Neste domingo, a polícia austríaca anunciou ter prendido um homem de 73 anos identificado como Josef F., sob suspeita de ter mantido sua filha, hoje uma mulher de 42 anos identificada como Elisabeth F., em um porão por 24 anos e abusado dela ao longo deste período.

As autoridades revelaram que Elisabeth vivia no porão com três crianças - de sete que pai e filha teriam tido no total. Segundo os investigadores, três crianças foram adotadas ou criadas pelo suspeito e sua mulher, e uma morreu pouco depois do parto.

Eles disseram que a mulher, Rosemarie, parecia desconhecer os crimes do marido.

O porta-voz da polícia, Franz Polzer, disse que chegou ao porão depois que Josef informou um código para destravar as portas.
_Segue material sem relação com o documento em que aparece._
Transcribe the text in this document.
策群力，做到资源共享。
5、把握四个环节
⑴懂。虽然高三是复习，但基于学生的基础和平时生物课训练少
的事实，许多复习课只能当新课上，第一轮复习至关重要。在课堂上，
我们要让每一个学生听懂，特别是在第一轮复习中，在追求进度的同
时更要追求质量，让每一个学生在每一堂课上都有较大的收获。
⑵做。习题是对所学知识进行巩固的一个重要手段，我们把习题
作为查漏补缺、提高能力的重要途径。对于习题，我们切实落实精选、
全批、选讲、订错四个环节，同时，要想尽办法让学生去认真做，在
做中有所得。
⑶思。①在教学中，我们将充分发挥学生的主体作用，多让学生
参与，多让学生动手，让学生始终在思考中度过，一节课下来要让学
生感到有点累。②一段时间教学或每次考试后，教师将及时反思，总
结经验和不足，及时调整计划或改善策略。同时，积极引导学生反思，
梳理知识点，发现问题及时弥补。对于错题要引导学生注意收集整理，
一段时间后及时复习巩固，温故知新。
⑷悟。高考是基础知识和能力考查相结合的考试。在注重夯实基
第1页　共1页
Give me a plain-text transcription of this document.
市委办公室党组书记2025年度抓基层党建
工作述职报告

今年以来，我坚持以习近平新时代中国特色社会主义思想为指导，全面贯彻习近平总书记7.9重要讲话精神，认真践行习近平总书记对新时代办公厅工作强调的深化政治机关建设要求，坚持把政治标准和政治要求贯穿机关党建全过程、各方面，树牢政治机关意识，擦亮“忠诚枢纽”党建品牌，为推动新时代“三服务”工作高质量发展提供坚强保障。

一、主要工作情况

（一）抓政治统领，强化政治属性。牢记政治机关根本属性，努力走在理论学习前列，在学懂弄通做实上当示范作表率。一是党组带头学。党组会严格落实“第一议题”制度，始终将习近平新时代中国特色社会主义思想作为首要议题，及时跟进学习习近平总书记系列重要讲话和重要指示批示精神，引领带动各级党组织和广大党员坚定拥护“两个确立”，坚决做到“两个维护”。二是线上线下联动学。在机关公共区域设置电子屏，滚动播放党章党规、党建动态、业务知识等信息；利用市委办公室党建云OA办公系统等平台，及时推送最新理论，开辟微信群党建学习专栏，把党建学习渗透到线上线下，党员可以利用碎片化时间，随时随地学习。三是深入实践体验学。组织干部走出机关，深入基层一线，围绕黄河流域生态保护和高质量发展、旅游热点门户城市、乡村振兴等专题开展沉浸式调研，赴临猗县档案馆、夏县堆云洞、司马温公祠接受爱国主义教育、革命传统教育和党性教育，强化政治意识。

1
"Não havia apenas um, mas vários quartos", disse ele. "Um para dormir, um para cozinhar, havia também instalações sanitárias."
Segundo ele, o local tem chão irregular. Um corredor "muito estreito" leva a uma porta "muito pequena", que obriga uma pessoa a se abaixar para entrar, ele descreveu.

"Tudo é muito, muito estreito e a própria vítima, a mãe dessas seis ou sete crianças, nos disse que o espaço ia sendo continuamente ampliado ao longo dos anos", informou Polzer.

Descoberta
Quando Elisabeth desapareceu, em 28 de agosto de 1984, seus pais receberam uma carta escrita à mão em sua caligrafia, pedindo-lhes que parassem de procurá-la. Na época, as autoridades assumiram que ela havia fugido de casa.

Naquele dia, na verdade, Josef tinha conseguido atrair sua própria filha para o porão, drogando-a e algemando-a antes de trancá-la, de acordo com o depoimento da vítima à polícia.

Elisabeth disse que sofria abuso desde os 11 anos de idade.

Sua existência só foi descoberta depois que uma de suas filhas, Kerstin, de 19 anos, ficou seriamente doente e teve que ser levada a um hospital, na semana passada.

Os médicos que a examinaram requisitaram que a mãe comparecesse ao hospital para relatar o histórico de saúde da filha, contou a polícia.

Josef teria então liberado tanto Elisabeth quanto as outras duas crianças - que só então viram a luz do sol pela primeira vez -, contando à sua mulher, Rosemarie, que a filha havia decidido voltar para casa.

Ele foi preso pouco depois. Testes de DNA estão sendo realizados para estabelecer se se trata do pai das seis filhas de Elisabeth.

A mãe e as crianças estão agora sob cuidados das autoridades, recebendo atenção médica e psicológica.